On January 17, 2013, the Department of Health and Human Services released a final omnibus rule based on amendments to the HITECH Act.   HHS Director Leon Rodriguez heralded the 562 page document as “the most sweeping changes to the HIPAA Privacy and Security Rules since they were first implemented.”  In addition to expanding the scope of responsible persons to business associates and some subcontractors, the rule completely changed the standard used for determining when patients need to be notified of a potential breach of PHI (protected health information).

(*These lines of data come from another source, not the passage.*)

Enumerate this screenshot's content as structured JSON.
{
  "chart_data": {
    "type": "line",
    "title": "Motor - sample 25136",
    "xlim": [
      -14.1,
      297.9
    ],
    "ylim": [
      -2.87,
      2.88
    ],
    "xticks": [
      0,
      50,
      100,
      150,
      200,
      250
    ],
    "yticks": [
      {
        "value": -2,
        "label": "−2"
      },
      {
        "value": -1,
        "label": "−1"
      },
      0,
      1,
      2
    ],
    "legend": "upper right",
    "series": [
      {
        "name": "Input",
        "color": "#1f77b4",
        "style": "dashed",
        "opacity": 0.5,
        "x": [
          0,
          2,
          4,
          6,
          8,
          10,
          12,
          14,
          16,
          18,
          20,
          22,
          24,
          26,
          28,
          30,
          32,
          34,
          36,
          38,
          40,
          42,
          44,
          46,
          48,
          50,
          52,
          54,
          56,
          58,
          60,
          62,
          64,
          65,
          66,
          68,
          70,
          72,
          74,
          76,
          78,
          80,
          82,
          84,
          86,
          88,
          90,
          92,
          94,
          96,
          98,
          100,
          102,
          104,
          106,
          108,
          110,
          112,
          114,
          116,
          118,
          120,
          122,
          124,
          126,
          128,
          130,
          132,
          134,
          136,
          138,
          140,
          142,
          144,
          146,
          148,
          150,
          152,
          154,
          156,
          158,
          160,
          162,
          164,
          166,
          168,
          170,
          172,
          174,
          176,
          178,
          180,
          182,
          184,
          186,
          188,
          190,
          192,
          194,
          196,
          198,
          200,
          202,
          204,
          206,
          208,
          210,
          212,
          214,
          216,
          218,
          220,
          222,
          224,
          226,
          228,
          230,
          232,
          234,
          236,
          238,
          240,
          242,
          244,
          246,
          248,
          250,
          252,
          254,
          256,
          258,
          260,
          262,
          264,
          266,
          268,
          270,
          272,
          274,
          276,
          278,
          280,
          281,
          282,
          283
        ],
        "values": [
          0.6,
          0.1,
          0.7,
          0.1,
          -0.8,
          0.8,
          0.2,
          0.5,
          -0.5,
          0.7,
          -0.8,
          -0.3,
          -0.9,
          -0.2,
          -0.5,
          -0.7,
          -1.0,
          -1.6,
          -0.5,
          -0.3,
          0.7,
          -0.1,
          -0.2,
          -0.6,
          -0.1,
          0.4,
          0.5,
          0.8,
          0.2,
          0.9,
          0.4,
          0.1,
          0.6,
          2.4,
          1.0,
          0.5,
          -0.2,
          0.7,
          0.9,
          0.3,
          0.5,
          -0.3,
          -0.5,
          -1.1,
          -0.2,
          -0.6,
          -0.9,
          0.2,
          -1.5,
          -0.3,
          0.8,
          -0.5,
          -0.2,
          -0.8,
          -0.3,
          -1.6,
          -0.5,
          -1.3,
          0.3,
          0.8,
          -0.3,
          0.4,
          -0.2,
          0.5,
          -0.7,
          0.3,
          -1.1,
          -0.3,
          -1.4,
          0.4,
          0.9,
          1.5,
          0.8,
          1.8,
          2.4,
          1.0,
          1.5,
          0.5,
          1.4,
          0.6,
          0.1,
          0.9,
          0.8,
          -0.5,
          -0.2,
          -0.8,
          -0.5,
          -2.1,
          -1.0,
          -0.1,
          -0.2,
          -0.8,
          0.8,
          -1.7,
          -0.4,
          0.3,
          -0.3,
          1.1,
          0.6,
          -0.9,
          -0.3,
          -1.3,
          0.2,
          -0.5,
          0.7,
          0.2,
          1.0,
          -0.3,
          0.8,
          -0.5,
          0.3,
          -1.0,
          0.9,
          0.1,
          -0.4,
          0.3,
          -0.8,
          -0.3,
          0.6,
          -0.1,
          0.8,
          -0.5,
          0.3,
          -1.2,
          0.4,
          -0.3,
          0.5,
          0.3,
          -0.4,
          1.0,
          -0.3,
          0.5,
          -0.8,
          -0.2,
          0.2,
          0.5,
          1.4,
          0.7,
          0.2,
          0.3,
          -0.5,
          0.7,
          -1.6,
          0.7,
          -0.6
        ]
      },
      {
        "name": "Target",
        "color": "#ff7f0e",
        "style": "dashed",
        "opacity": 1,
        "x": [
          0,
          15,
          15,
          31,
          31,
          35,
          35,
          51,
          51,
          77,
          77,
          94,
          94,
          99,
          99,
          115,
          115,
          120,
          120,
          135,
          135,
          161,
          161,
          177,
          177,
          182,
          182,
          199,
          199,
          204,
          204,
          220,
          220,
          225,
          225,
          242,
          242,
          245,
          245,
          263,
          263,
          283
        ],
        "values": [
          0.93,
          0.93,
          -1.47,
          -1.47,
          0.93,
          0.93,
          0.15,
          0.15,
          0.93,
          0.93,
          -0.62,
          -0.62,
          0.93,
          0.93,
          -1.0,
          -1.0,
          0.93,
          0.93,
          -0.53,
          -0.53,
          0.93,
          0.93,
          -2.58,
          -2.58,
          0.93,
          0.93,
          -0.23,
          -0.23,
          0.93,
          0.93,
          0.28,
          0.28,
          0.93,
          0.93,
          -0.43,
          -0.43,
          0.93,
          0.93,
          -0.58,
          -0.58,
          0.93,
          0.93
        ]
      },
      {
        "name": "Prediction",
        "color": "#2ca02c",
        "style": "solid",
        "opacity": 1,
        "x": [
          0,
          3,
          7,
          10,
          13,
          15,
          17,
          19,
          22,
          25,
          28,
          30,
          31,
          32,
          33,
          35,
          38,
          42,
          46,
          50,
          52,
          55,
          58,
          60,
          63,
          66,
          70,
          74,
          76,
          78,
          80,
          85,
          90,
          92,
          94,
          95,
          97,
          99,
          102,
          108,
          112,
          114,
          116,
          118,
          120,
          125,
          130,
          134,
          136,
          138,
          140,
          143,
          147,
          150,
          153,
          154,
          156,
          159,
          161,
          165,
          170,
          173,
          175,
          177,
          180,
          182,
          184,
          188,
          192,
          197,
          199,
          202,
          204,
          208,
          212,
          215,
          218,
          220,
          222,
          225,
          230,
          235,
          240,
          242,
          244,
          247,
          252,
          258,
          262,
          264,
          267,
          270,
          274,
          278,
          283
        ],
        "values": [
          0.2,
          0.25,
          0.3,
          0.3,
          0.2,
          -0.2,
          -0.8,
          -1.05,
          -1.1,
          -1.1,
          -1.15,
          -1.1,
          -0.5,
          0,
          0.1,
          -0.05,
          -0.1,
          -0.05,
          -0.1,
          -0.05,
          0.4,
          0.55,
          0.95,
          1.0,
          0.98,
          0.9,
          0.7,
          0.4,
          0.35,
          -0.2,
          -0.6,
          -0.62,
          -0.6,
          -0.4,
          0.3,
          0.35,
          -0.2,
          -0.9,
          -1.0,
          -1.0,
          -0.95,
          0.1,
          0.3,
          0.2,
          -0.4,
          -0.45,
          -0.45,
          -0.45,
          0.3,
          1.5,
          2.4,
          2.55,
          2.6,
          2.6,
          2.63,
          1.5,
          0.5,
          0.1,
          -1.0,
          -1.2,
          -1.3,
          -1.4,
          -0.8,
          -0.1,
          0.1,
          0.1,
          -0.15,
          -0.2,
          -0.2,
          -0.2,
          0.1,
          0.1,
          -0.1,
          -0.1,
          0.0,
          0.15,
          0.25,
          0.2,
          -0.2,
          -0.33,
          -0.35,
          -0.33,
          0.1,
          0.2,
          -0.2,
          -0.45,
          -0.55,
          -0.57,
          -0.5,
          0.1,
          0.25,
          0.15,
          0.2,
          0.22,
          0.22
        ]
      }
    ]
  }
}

Analysis under the new rule begins with the presumption that a breach has occurred, unless the business associate or entity is able to demonstrate, to a “low probability,” that the incident would qualify as compromising.  Rather than assessing the probability of breach in terms of the potential harm to the patient, the new rule sets out four objective factors: (1) type of PHI at issue (e.g., social security number or just height/weight), (2) who had unauthorized access to the PHI (e.g., another physician or an ex-wife), (3) whether the PHI was actually accessed (e.g., was it with a stack of other documents or simply in the body of an email), and (4) mitigation of risk (e.g., fax immediately destroyed without being read or unable to locate destination).

After making a good faith and reasonable risk assessment, the entity or business associate must maintain documentation that either the PHI owner was notified or that their risk assessment resulted in a low probability that the PHI was compromised.  It should be noted that beyond over coming this presumption, an entity also has the option of adopting one of the safe harbor provisions (e.g., encrypting datasets according to the Guidance Specifying the Technologies and Methodologies that Render Protected Health Information Unusable, Unreadable, or Indecipherable to Unauthorized Individuals).

Prior to this final rule, entities had operated under a “significant risk of harm” standard.  Many acknowledged it was too subjective, and HHS explained it was interpreted as a higher threshold than had been intended.  The question now is what will be the practical implications of this change?  As Harry Rhodes of the American Health Information Management Association has noted, the new factors will change entities’ approaches to risk assessment.  In this same vein, entities will have to ensure that they update their policies and train their employees on the new standards, if for no other reason than to encourage them to use the right terminology.  Deven McGraw, Director of the Health Privacy Project at the Center for Democracy & Technology, wonders if this middle of the road approach will have any real impact at all on the number of breaches reported.  She pointed out that risk averse institutions were already operating under self-imposed lower standards, preferring to err on the side of caution.  Even HHS, in the final rule, recognized that entities were already implementing some form of the risk assessment it was calling for.  Regardless of the overall effect on breach notifications, the change has certainly added to the to-do lists of compliance officers across the country.